Something very similar could be said of John Paul II.

He too was fanatically devoted to his franchise, in his case the Catholic Church. By reputation a conservative, he took Catholic teaching and identity seriously and was willing to sanction Catholics who defied it – there’s a fairly long list of theologians, clergy and others from the John Paul years who learned that lesson the hard way.

Yet like Lasorda, John Paul was admired well beyond the boundaries of his own Church. He revolutionized relations with Judaism, he became the first pope to enter a mosque and a Buddhist temple, he enjoyed the company of secular pop stars such as Bob Dylan and Bono, and he made 104 trips around the world to encounter people of all walks of life and all experiences.

John Paul’s charisma, his relentless energy and his effusive spirit of hope made him a universal point of reference, perhaps the most instantly recognizable person on the planet in the last part of the 20th century. The crowds he would draw on those foreign trips are the stuff of legend, and some historians believe it’s possible John Paul II met more people in person over the course of his life than anyone else in history.

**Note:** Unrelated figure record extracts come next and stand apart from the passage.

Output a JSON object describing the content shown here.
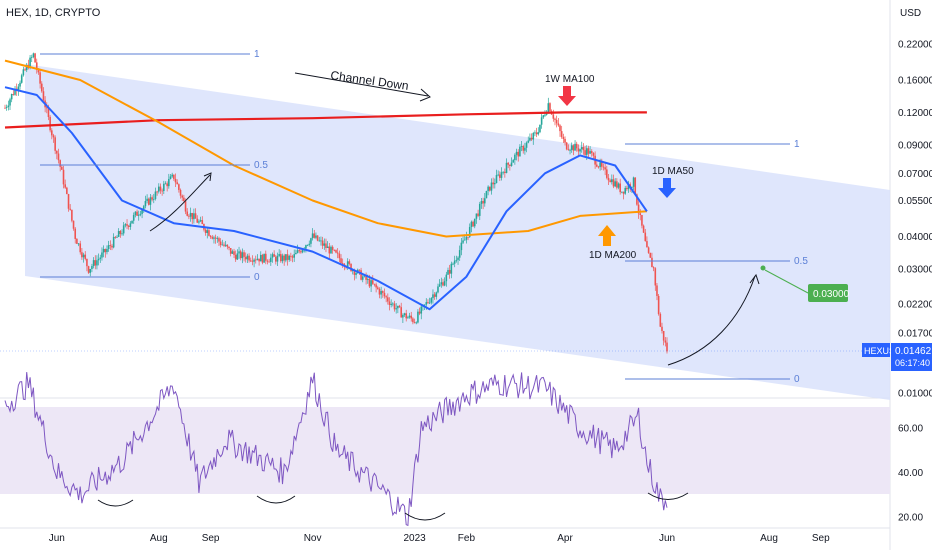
{
  "symbol_header": "HEX, 1D, CRYPTO",
  "currency": "USD",
  "colors": {
    "up": "#26a69a",
    "down": "#ef5350",
    "channel": "#d6e0fb",
    "ma_blue": "#2962ff",
    "ma_orange": "#ff9800",
    "ma_red": "#e91e1e",
    "fib": "#5b7fd6",
    "rsi_line": "#7e57c2",
    "rsi_band": "#ede7f6",
    "target_badge": "#4caf50",
    "price_badge": "#2962ff"
  },
  "annotations": {
    "channel_down": "Channel Down",
    "w1_ma100": "1W MA100",
    "d1_ma50": "1D MA50",
    "d1_ma200": "1D MA200",
    "target_price": "0.03000"
  },
  "price_badge": {
    "symbol": "HEXUSD",
    "price": "0.01462",
    "countdown": "06:17:40"
  },
  "fib_left": {
    "level_1": "1",
    "level_05": "0.5",
    "level_0": "0"
  },
  "fib_right": {
    "level_1": "1",
    "level_05": "0.5",
    "level_0": "0"
  },
  "chart_data": {
    "type": "candlestick",
    "y_scale": "log",
    "price_axis_ticks": [
      "0.22000",
      "0.16000",
      "0.12000",
      "0.09000",
      "0.07000",
      "0.05500",
      "0.04000",
      "0.03000",
      "0.02200",
      "0.01700",
      "0.01300",
      "0.01000"
    ],
    "price_axis_values": [
      0.22,
      0.16,
      0.12,
      0.09,
      0.07,
      0.055,
      0.04,
      0.03,
      0.022,
      0.017,
      0.013,
      0.01
    ],
    "rsi_axis_ticks": [
      "60.00",
      "40.00",
      "20.00"
    ],
    "rsi_axis_values": [
      60,
      40,
      20
    ],
    "x_axis_ticks": [
      "Jun",
      "Aug",
      "Sep",
      "Nov",
      "2023",
      "Feb",
      "Apr",
      "Jun",
      "Aug",
      "Sep"
    ],
    "price_path": [
      [
        "2022-05-01",
        0.125
      ],
      [
        "2022-05-10",
        0.16
      ],
      [
        "2022-05-18",
        0.2
      ],
      [
        "2022-05-26",
        0.12
      ],
      [
        "2022-06-04",
        0.07
      ],
      [
        "2022-06-12",
        0.04
      ],
      [
        "2022-06-20",
        0.03
      ],
      [
        "2022-06-30",
        0.035
      ],
      [
        "2022-07-10",
        0.042
      ],
      [
        "2022-07-20",
        0.05
      ],
      [
        "2022-08-01",
        0.06
      ],
      [
        "2022-08-10",
        0.068
      ],
      [
        "2022-08-18",
        0.05
      ],
      [
        "2022-09-01",
        0.041
      ],
      [
        "2022-09-15",
        0.034
      ],
      [
        "2022-10-01",
        0.033
      ],
      [
        "2022-10-20",
        0.033
      ],
      [
        "2022-11-01",
        0.04
      ],
      [
        "2022-11-10",
        0.036
      ],
      [
        "2022-11-25",
        0.03
      ],
      [
        "2022-12-10",
        0.025
      ],
      [
        "2022-12-25",
        0.02
      ],
      [
        "2023-01-01",
        0.019
      ],
      [
        "2023-01-10",
        0.023
      ],
      [
        "2023-01-20",
        0.028
      ],
      [
        "2023-02-01",
        0.04
      ],
      [
        "2023-02-15",
        0.062
      ],
      [
        "2023-03-01",
        0.08
      ],
      [
        "2023-03-15",
        0.1
      ],
      [
        "2023-03-22",
        0.13
      ],
      [
        "2023-04-01",
        0.09
      ],
      [
        "2023-04-15",
        0.085
      ],
      [
        "2023-04-25",
        0.07
      ],
      [
        "2023-05-05",
        0.06
      ],
      [
        "2023-05-12",
        0.065
      ],
      [
        "2023-05-15",
        0.05
      ],
      [
        "2023-05-20",
        0.035
      ],
      [
        "2023-05-24",
        0.03
      ],
      [
        "2023-05-28",
        0.018
      ],
      [
        "2023-06-01",
        0.01462
      ]
    ],
    "ma_1d_50_path": [
      [
        "2022-05-01",
        0.15
      ],
      [
        "2022-05-20",
        0.14
      ],
      [
        "2022-06-10",
        0.1
      ],
      [
        "2022-07-10",
        0.055
      ],
      [
        "2022-08-10",
        0.045
      ],
      [
        "2022-09-15",
        0.042
      ],
      [
        "2022-11-01",
        0.035
      ],
      [
        "2022-12-10",
        0.027
      ],
      [
        "2023-01-10",
        0.021
      ],
      [
        "2023-02-01",
        0.028
      ],
      [
        "2023-02-25",
        0.05
      ],
      [
        "2023-03-20",
        0.07
      ],
      [
        "2023-04-10",
        0.082
      ],
      [
        "2023-05-01",
        0.075
      ],
      [
        "2023-05-20",
        0.05
      ]
    ],
    "ma_1d_200_path": [
      [
        "2022-05-01",
        0.19
      ],
      [
        "2022-06-15",
        0.16
      ],
      [
        "2022-08-01",
        0.11
      ],
      [
        "2022-09-15",
        0.075
      ],
      [
        "2022-11-01",
        0.055
      ],
      [
        "2022-12-10",
        0.045
      ],
      [
        "2023-01-20",
        0.04
      ],
      [
        "2023-03-10",
        0.042
      ],
      [
        "2023-04-10",
        0.048
      ],
      [
        "2023-05-20",
        0.05
      ]
    ],
    "ma_1w_100_path": [
      [
        "2022-05-01",
        0.105
      ],
      [
        "2022-08-01",
        0.112
      ],
      [
        "2022-11-01",
        0.114
      ],
      [
        "2023-02-01",
        0.118
      ],
      [
        "2023-04-01",
        0.12
      ],
      [
        "2023-05-20",
        0.12
      ]
    ],
    "rsi_path": [
      [
        "2022-05-01",
        70
      ],
      [
        "2022-05-15",
        80
      ],
      [
        "2022-06-01",
        40
      ],
      [
        "2022-06-15",
        30
      ],
      [
        "2022-07-10",
        45
      ],
      [
        "2022-08-10",
        80
      ],
      [
        "2022-08-25",
        35
      ],
      [
        "2022-09-10",
        55
      ],
      [
        "2022-10-15",
        40
      ],
      [
        "2022-11-01",
        82
      ],
      [
        "2022-11-15",
        50
      ],
      [
        "2022-12-15",
        30
      ],
      [
        "2022-12-28",
        20
      ],
      [
        "2023-01-05",
        60
      ],
      [
        "2023-02-01",
        75
      ],
      [
        "2023-02-20",
        80
      ],
      [
        "2023-03-20",
        78
      ],
      [
        "2023-04-10",
        60
      ],
      [
        "2023-05-01",
        50
      ],
      [
        "2023-05-15",
        65
      ],
      [
        "2023-05-20",
        45
      ],
      [
        "2023-05-28",
        28
      ],
      [
        "2023-06-01",
        28
      ]
    ],
    "projection_target": 0.03
  }
}
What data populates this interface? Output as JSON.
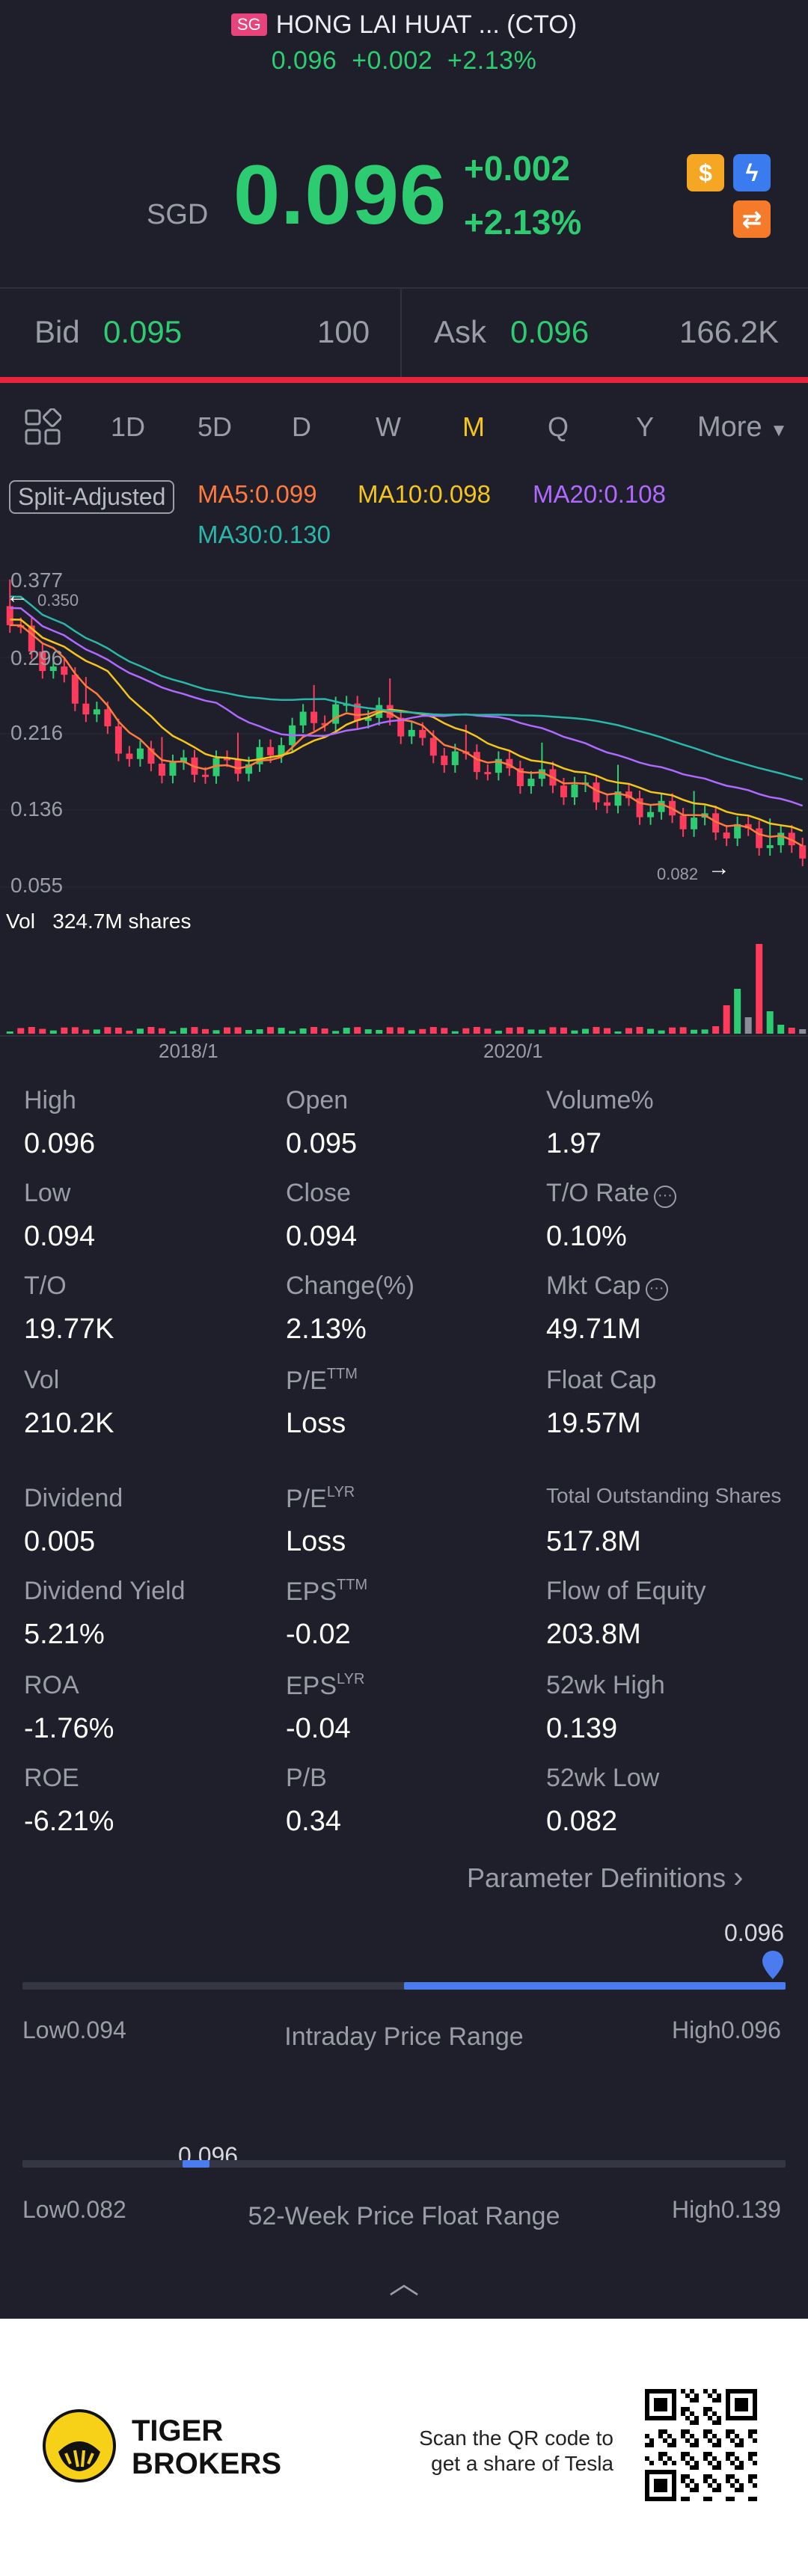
{
  "header": {
    "market_badge": "SG",
    "title": "HONG LAI HUAT ... (CTO)",
    "sub_price": "0.096",
    "sub_change": "+0.002",
    "sub_pct": "+2.13%"
  },
  "quote": {
    "currency": "SGD",
    "price": "0.096",
    "change": "+0.002",
    "pct": "+2.13%",
    "icons": [
      "dollar-icon",
      "lightning-icon",
      "exchange-icon"
    ]
  },
  "bidask": {
    "bid_label": "Bid",
    "bid_price": "0.095",
    "bid_size": "100",
    "ask_label": "Ask",
    "ask_price": "0.096",
    "ask_size": "166.2K"
  },
  "tabs": [
    "1D",
    "5D",
    "D",
    "W",
    "M",
    "Q",
    "Y",
    "More"
  ],
  "active_tab": "M",
  "indicators": {
    "adjust": "Split-Adjusted",
    "ma5": "MA5:0.099",
    "ma10": "MA10:0.098",
    "ma20": "MA20:0.108",
    "ma30": "MA30:0.130"
  },
  "colors": {
    "up": "#2ecc71",
    "down": "#ff3b5c",
    "ma5": "#ff7a3d",
    "ma10": "#f5c518",
    "ma20": "#b069ff",
    "ma30": "#2ab7a9",
    "accent": "#4a7bef"
  },
  "chart_data": {
    "type": "candlestick",
    "y_ticks": [
      "0.377",
      "0.296",
      "0.216",
      "0.136",
      "0.055"
    ],
    "high_marker": "0.350",
    "low_marker": "0.082",
    "ylim": [
      0.055,
      0.377
    ],
    "x_ticks": [
      "2018/1",
      "2020/1"
    ],
    "volume_label": "Vol",
    "volume_value": "324.7M shares"
  },
  "stats": [
    [
      {
        "label": "High",
        "value": "0.096"
      },
      {
        "label": "Open",
        "value": "0.095"
      },
      {
        "label": "Volume%",
        "value": "1.97"
      }
    ],
    [
      {
        "label": "Low",
        "value": "0.094"
      },
      {
        "label": "Close",
        "value": "0.094"
      },
      {
        "label": "T/O Rate",
        "value": "0.10%"
      }
    ],
    [
      {
        "label": "T/O",
        "value": "19.77K"
      },
      {
        "label": "Change(%)",
        "value": "2.13%"
      },
      {
        "label": "Mkt Cap",
        "value": "49.71M"
      }
    ],
    [
      {
        "label": "Vol",
        "value": "210.2K"
      },
      {
        "label": "P/E",
        "sup": "TTM",
        "value": "Loss"
      },
      {
        "label": "Float Cap",
        "value": "19.57M"
      }
    ],
    [
      {
        "label": "Dividend",
        "value": "0.005"
      },
      {
        "label": "P/E",
        "sup": "LYR",
        "value": "Loss"
      },
      {
        "label": "Total Outstanding Shares",
        "value": "517.8M"
      }
    ],
    [
      {
        "label": "Dividend Yield",
        "value": "5.21%"
      },
      {
        "label": "EPS",
        "sup": "TTM",
        "value": "-0.02"
      },
      {
        "label": "Flow of Equity",
        "value": "203.8M"
      }
    ],
    [
      {
        "label": "ROA",
        "value": "-1.76%"
      },
      {
        "label": "EPS",
        "sup": "LYR",
        "value": "-0.04"
      },
      {
        "label": "52wk High",
        "value": "0.139"
      }
    ],
    [
      {
        "label": "ROE",
        "value": "-6.21%"
      },
      {
        "label": "P/B",
        "value": "0.34"
      },
      {
        "label": "52wk Low",
        "value": "0.082"
      }
    ]
  ],
  "param_link": "Parameter Definitions",
  "intraday": {
    "title": "Intraday Price Range",
    "low": "Low0.094",
    "high": "High0.096",
    "current": "0.096",
    "position": 1.0
  },
  "week52": {
    "title": "52-Week Price Float Range",
    "low": "Low0.082",
    "high": "High0.139",
    "current": "0.096",
    "position": 0.246
  },
  "footer": {
    "brand_line1": "TIGER",
    "brand_line2": "BROKERS",
    "qr_line1": "Scan the QR code to",
    "qr_line2": "get a share of Tesla"
  }
}
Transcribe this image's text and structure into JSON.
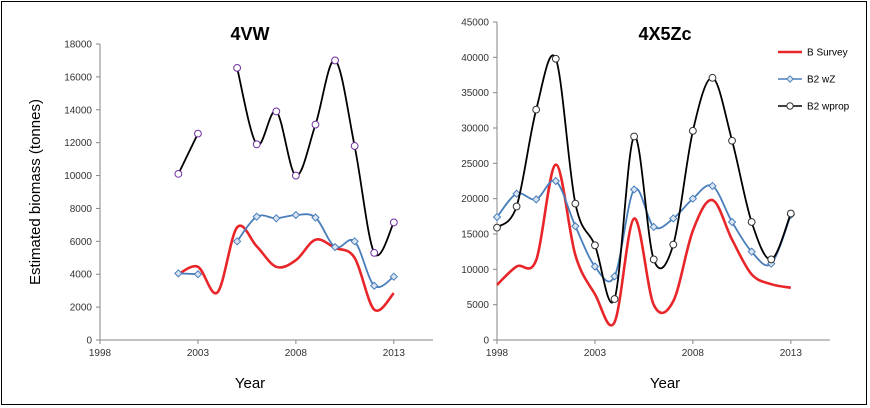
{
  "chart_data": [
    {
      "type": "line",
      "title": "4VW",
      "xlabel": "Year",
      "ylabel": "Estimated biomass (tonnes)",
      "xlim": [
        1998,
        2015
      ],
      "ylim": [
        0,
        18000
      ],
      "x_ticks": [
        1998,
        2003,
        2008,
        2013
      ],
      "y_ticks": [
        0,
        2000,
        4000,
        6000,
        8000,
        10000,
        12000,
        14000,
        16000,
        18000
      ],
      "series": [
        {
          "key": "b_survey",
          "color": "#e8262a",
          "marker": "none",
          "points": [
            [
              2002,
              4000
            ],
            [
              2003,
              4450
            ],
            [
              2004,
              2900
            ],
            [
              2005,
              6850
            ],
            [
              2006,
              5700
            ],
            [
              2007,
              4450
            ],
            [
              2008,
              4850
            ],
            [
              2009,
              6100
            ],
            [
              2010,
              5600
            ],
            [
              2011,
              5000
            ],
            [
              2012,
              1850
            ],
            [
              2013,
              2850
            ]
          ]
        },
        {
          "key": "b2_wz",
          "color": "#4a7ebb",
          "marker": "diamond",
          "segments": [
            [
              [
                2002,
                4050
              ],
              [
                2003,
                4000
              ]
            ],
            [
              [
                2005,
                6000
              ],
              [
                2006,
                7500
              ],
              [
                2007,
                7400
              ],
              [
                2008,
                7600
              ],
              [
                2009,
                7450
              ],
              [
                2010,
                5650
              ],
              [
                2011,
                6000
              ],
              [
                2012,
                3300
              ],
              [
                2013,
                3850
              ]
            ]
          ]
        },
        {
          "key": "b2_wprop",
          "color": "#000000",
          "marker": "circle",
          "marker_edge": "#7030a0",
          "segments": [
            [
              [
                2002,
                10100
              ],
              [
                2003,
                12550
              ]
            ],
            [
              [
                2005,
                16550
              ],
              [
                2006,
                11900
              ],
              [
                2007,
                13900
              ],
              [
                2008,
                10000
              ],
              [
                2009,
                13100
              ],
              [
                2010,
                17000
              ],
              [
                2011,
                11800
              ],
              [
                2012,
                5300
              ],
              [
                2013,
                7150
              ]
            ]
          ]
        }
      ]
    },
    {
      "type": "line",
      "title": "4X5Zc",
      "xlabel": "Year",
      "xlim": [
        1998,
        2015
      ],
      "ylim": [
        0,
        45000
      ],
      "x_ticks": [
        1998,
        2003,
        2008,
        2013
      ],
      "y_ticks": [
        0,
        5000,
        10000,
        15000,
        20000,
        25000,
        30000,
        35000,
        40000,
        45000
      ],
      "legend_position": "top-right",
      "series": [
        {
          "key": "b_survey",
          "name": "B Survey",
          "color": "#e8262a",
          "marker": "none",
          "points": [
            [
              1998,
              7800
            ],
            [
              1999,
              10400
            ],
            [
              2000,
              11300
            ],
            [
              2001,
              24800
            ],
            [
              2002,
              12000
            ],
            [
              2003,
              6500
            ],
            [
              2004,
              2500
            ],
            [
              2005,
              17200
            ],
            [
              2006,
              5000
            ],
            [
              2007,
              5500
            ],
            [
              2008,
              15500
            ],
            [
              2009,
              19800
            ],
            [
              2010,
              14200
            ],
            [
              2011,
              9300
            ],
            [
              2012,
              7900
            ],
            [
              2013,
              7400
            ]
          ]
        },
        {
          "key": "b2_wz",
          "name": "B2 wZ",
          "color": "#4a7ebb",
          "marker": "diamond",
          "points": [
            [
              1998,
              17400
            ],
            [
              1999,
              20700
            ],
            [
              2000,
              19900
            ],
            [
              2001,
              22500
            ],
            [
              2002,
              16100
            ],
            [
              2003,
              10400
            ],
            [
              2004,
              9000
            ],
            [
              2005,
              21300
            ],
            [
              2006,
              16000
            ],
            [
              2007,
              17200
            ],
            [
              2008,
              20000
            ],
            [
              2009,
              21800
            ],
            [
              2010,
              16700
            ],
            [
              2011,
              12500
            ],
            [
              2012,
              10800
            ],
            [
              2013,
              17700
            ]
          ]
        },
        {
          "key": "b2_wprop",
          "name": "B2 wprop",
          "color": "#000000",
          "marker": "circle",
          "marker_edge": "#333333",
          "points": [
            [
              1998,
              15900
            ],
            [
              1999,
              18900
            ],
            [
              2000,
              32600
            ],
            [
              2001,
              39800
            ],
            [
              2002,
              19300
            ],
            [
              2003,
              13400
            ],
            [
              2004,
              5800
            ],
            [
              2005,
              28800
            ],
            [
              2006,
              11400
            ],
            [
              2007,
              13500
            ],
            [
              2008,
              29600
            ],
            [
              2009,
              37100
            ],
            [
              2010,
              28200
            ],
            [
              2011,
              16700
            ],
            [
              2012,
              11400
            ],
            [
              2013,
              17900
            ]
          ]
        }
      ]
    }
  ]
}
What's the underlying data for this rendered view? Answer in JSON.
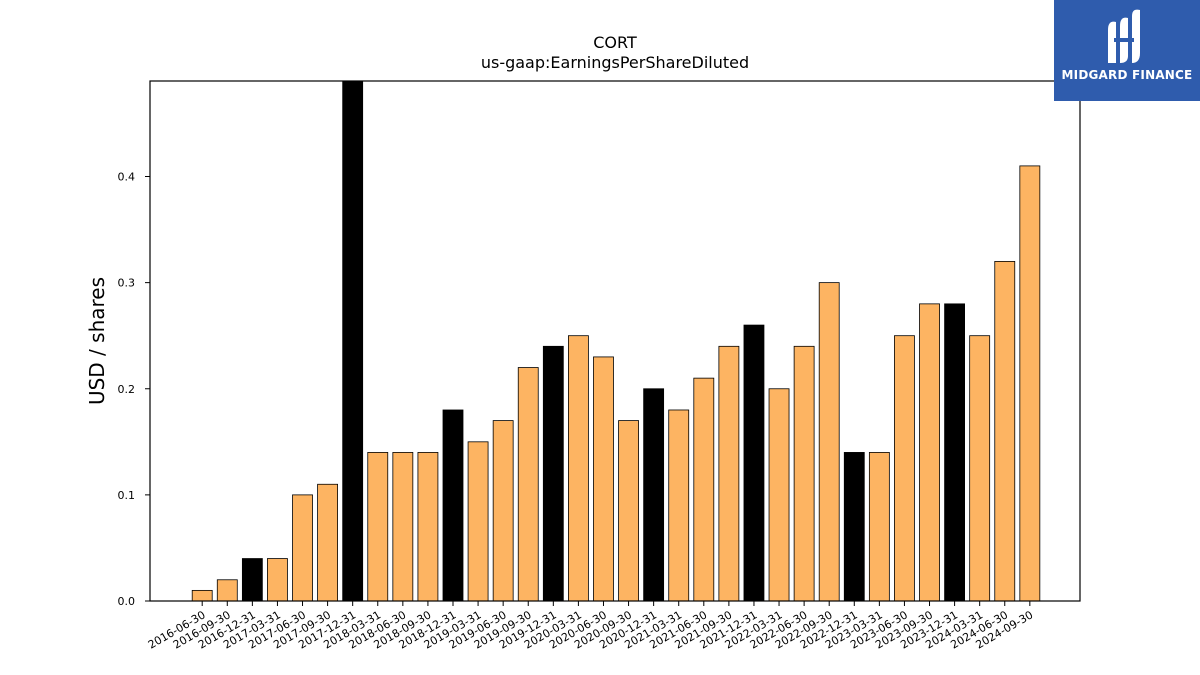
{
  "chart_data": {
    "type": "bar",
    "title": "CORT",
    "subtitle": "us-gaap:EarningsPerShareDiluted",
    "xlabel": "",
    "ylabel": "USD / shares",
    "ylim": [
      0,
      0.49
    ],
    "yticks": [
      0.0,
      0.1,
      0.2,
      0.3,
      0.4
    ],
    "grid": false,
    "categories": [
      "2016-06-30",
      "2016-09-30",
      "2016-12-31",
      "2017-03-31",
      "2017-06-30",
      "2017-09-30",
      "2017-12-31",
      "2018-03-31",
      "2018-06-30",
      "2018-09-30",
      "2018-12-31",
      "2019-03-31",
      "2019-06-30",
      "2019-09-30",
      "2019-12-31",
      "2020-03-31",
      "2020-06-30",
      "2020-09-30",
      "2020-12-31",
      "2021-03-31",
      "2021-06-30",
      "2021-09-30",
      "2021-12-31",
      "2022-03-31",
      "2022-06-30",
      "2022-09-30",
      "2022-12-31",
      "2023-03-31",
      "2023-06-30",
      "2023-09-30",
      "2023-12-31",
      "2024-03-31",
      "2024-06-30",
      "2024-09-30"
    ],
    "values": [
      0.01,
      0.02,
      0.04,
      0.04,
      0.1,
      0.11,
      0.49,
      0.14,
      0.14,
      0.14,
      0.18,
      0.15,
      0.17,
      0.22,
      0.24,
      0.25,
      0.23,
      0.17,
      0.2,
      0.18,
      0.21,
      0.24,
      0.26,
      0.2,
      0.24,
      0.3,
      0.14,
      0.14,
      0.25,
      0.28,
      0.28,
      0.25,
      0.32,
      0.41
    ],
    "year_end": [
      false,
      false,
      true,
      false,
      false,
      false,
      true,
      false,
      false,
      false,
      true,
      false,
      false,
      false,
      true,
      false,
      false,
      false,
      true,
      false,
      false,
      false,
      true,
      false,
      false,
      false,
      true,
      false,
      false,
      false,
      true,
      false,
      false,
      false
    ],
    "colors": {
      "quarter": "#fdb462",
      "year_end": "#000000",
      "edge": "#000000"
    }
  },
  "logo": {
    "text": "MIDGARD FINANCE",
    "bg": "#2f5cad"
  }
}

In other words, both St. John Paul II and Tommy Lasorda incarnated a defining Catholic instinct, to wit: The specific is not the enemy of the universal. On the contrary, only someone truly passionate about their own identity can appreciate that same passion in others, and really engage them on their own turf.

It was precisely because John Paul was such a loyal son of Poland that he could recognize and affirm genuine patriotism in others, and it was precisely because was such a firm Catholic believer that others with deep religious beliefs could see him as a kindred spirit despite the differences in their creeds.

Similarly, it was because Lasorda loved his team so much, because he was willing to fight and scratch and claw to help it win, that even baseball fans who hate the Dodgers couldn’t help but fall in love with him.

It’s sometimes thought that people too attached to their own tradition, whether it’s athletic or religious, aren’t open enough to be able to dialogue with others; that to be universal, you’ve got to be a little less specific.

John Paul and Lasorda, through their remarkable lives, delivered the only Catholic answer to that claim: Bunk. Specificity and universality aren’t an either/or, they’re a both/and.

For having offered us that reminder, as well as countless memories on and off the field, we’re all indebted to Lasorda. Requiescat in pace.